O resto é detalhe...
Por Ruth Manus
Ao longo da vida, talvez por
arrogância, talvez por pressão social, começamos a elencar dezenas de
características ideais que esperamos encontrar num potencial parceiro. Precisa
ser alto. Mas não pode ter mais de 1,85m. Pode ser grisalho, mas não pode ser
careca. Gosto de narizes com personalidade. Precisa ter no máximo 5 anos a mais
que eu e até 2 a
menos. É bom ter um trabalho estável e ser motivado. Também era importante que
não morasse muito longe de mim. Deve gostar de viajar, de comer comida japonesa
e de ler biografias.
De fato, esse período de trevas que o
Brasil vem atravessando é ruim em muitíssimos aspectos. Mas não dá para negar
que há um lado interessante: começamos a valorizar as pessoas que nos cercam
por razões sobre as quais nunca havíamos refletido. Nunca ouvi nenhuma amiga
minha dizer que seu parceiro (ou sua parceira) ideal deveria ser a favor da
democracia e não deveria defender a tortura. Sei lá, a gente achava que isso já
vinha incluído no pacote básico, não é mesmo?
Mas no meio dessa loucura toda, como
diria Jout Jout, parece que pré-requisito virou diferencial. E coisas que
sempre nos passaram batidas, passaram a merecer uma atenção − quiçá até uma
gratidão especial. Olhar para nossos parceiros e lembrar que são pessoas que se
opõem à violência e à truculência, passou a ser um alívio imenso, quase um
oásis no meio do caos.
Por isso, se eu pudesse, hoje, dar
um conselho aos mais jovens − e a qualquer outro solteiro que esteja
sassaricando por aí, ele seria: apaixone-se por alguém que defenda os direitos
humanos. Alguém que compre briga pelas minorias às quais ele nem pertence. Uma
pessoa que berre que tá todo mundo doido, que violência não se resolve com
violência.
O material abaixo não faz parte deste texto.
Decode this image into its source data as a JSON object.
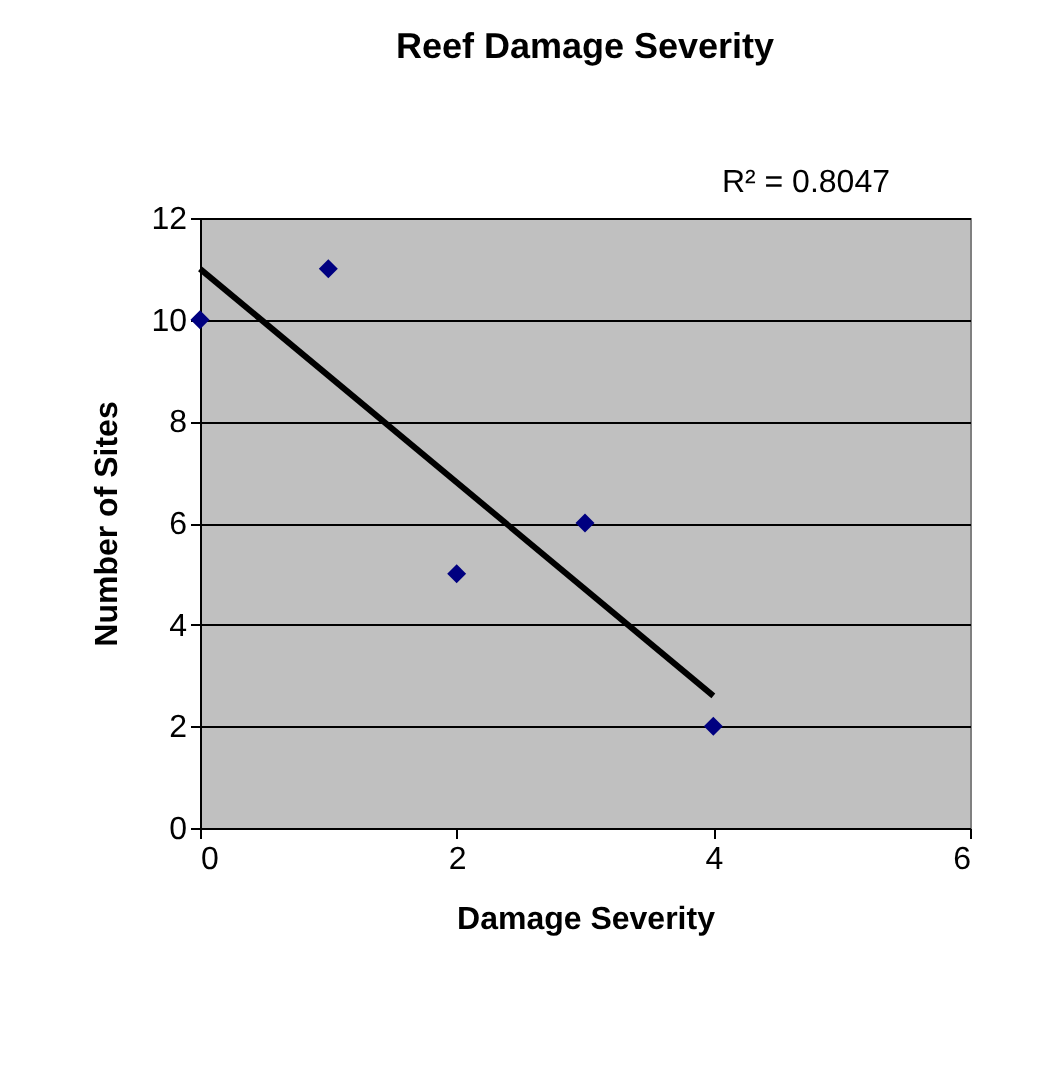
{
  "chart_data": {
    "type": "scatter",
    "title": "Reef Damage Severity",
    "xlabel": "Damage Severity",
    "ylabel": "Number of Sites",
    "annotations": [
      "R² = 0.8047"
    ],
    "x": [
      0,
      1,
      2,
      3,
      4
    ],
    "series": [
      {
        "color": "#000080",
        "values": [
          10,
          11,
          5,
          6,
          2
        ],
        "marker": "diamond"
      },
      {
        "type": "line",
        "color": "#000000",
        "x": [
          0,
          4
        ],
        "values": [
          11,
          2.6
        ],
        "line_style": "solid"
      }
    ],
    "xlim": [
      0,
      6
    ],
    "xticks": [
      0,
      2,
      4,
      6
    ],
    "ylim": [
      0,
      12
    ],
    "yticks": [
      0,
      2,
      4,
      6,
      8,
      10,
      12
    ],
    "grid": "y"
  }
}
Alguém que não tenha medo de se posicionar.
No fundo, a gente percebe o quão
pouco importa a aparência física, a estabilidade do emprego, o endereço. De que
adianta um belo par de olhos verdes, se eles não enxergam tudo o que está
acontecendo? De que interessa um currículo fantástico se toda a formação e a
experiência não serviram para ter análise crítica? De que interessa um peitoral
definido se dentro dele não tem empatia e solidariedade? De que adianta uma
bela casa se dentro dela não se ouvem diálogos em defesa da democracia?
A verdade é que são tempos para a
gente repensar muita coisa. Nossas prioridades, companhias, discursos e
batalhas. Mas também é tempo de ser grato por cada dose de lucidez com a qual
esbarramos nos nossos dias. Tempo de criar novos laços, frutos de uma
identidade tão básica como a luta contra o retrocesso social.
Jovens, apaixonem-se por alguém que
defenda os direitos humanos. E que se preocupe com os gays mesmo sem ser gay. E
que defenda os índios sem precisar sem índio. E que tome as dores dos negros
como suas, mesmo se for branco. E que lute pelos direitos das mulheres. E que
defenda o Estado laico ao mesmo tempo em que respeita a diversidade religiosa.
E acolha os imigrantes. E que busque compreender os anseios das pessoas com
deficiência. Vai por mim. Corpo bonito, dinheiro sobrando, vários diplomas,
alta performance nos esportes. Nada disso pode ser mais delicioso do que chegar
em casa e encontrar uma pessoa realmente legal deitadona no sofá.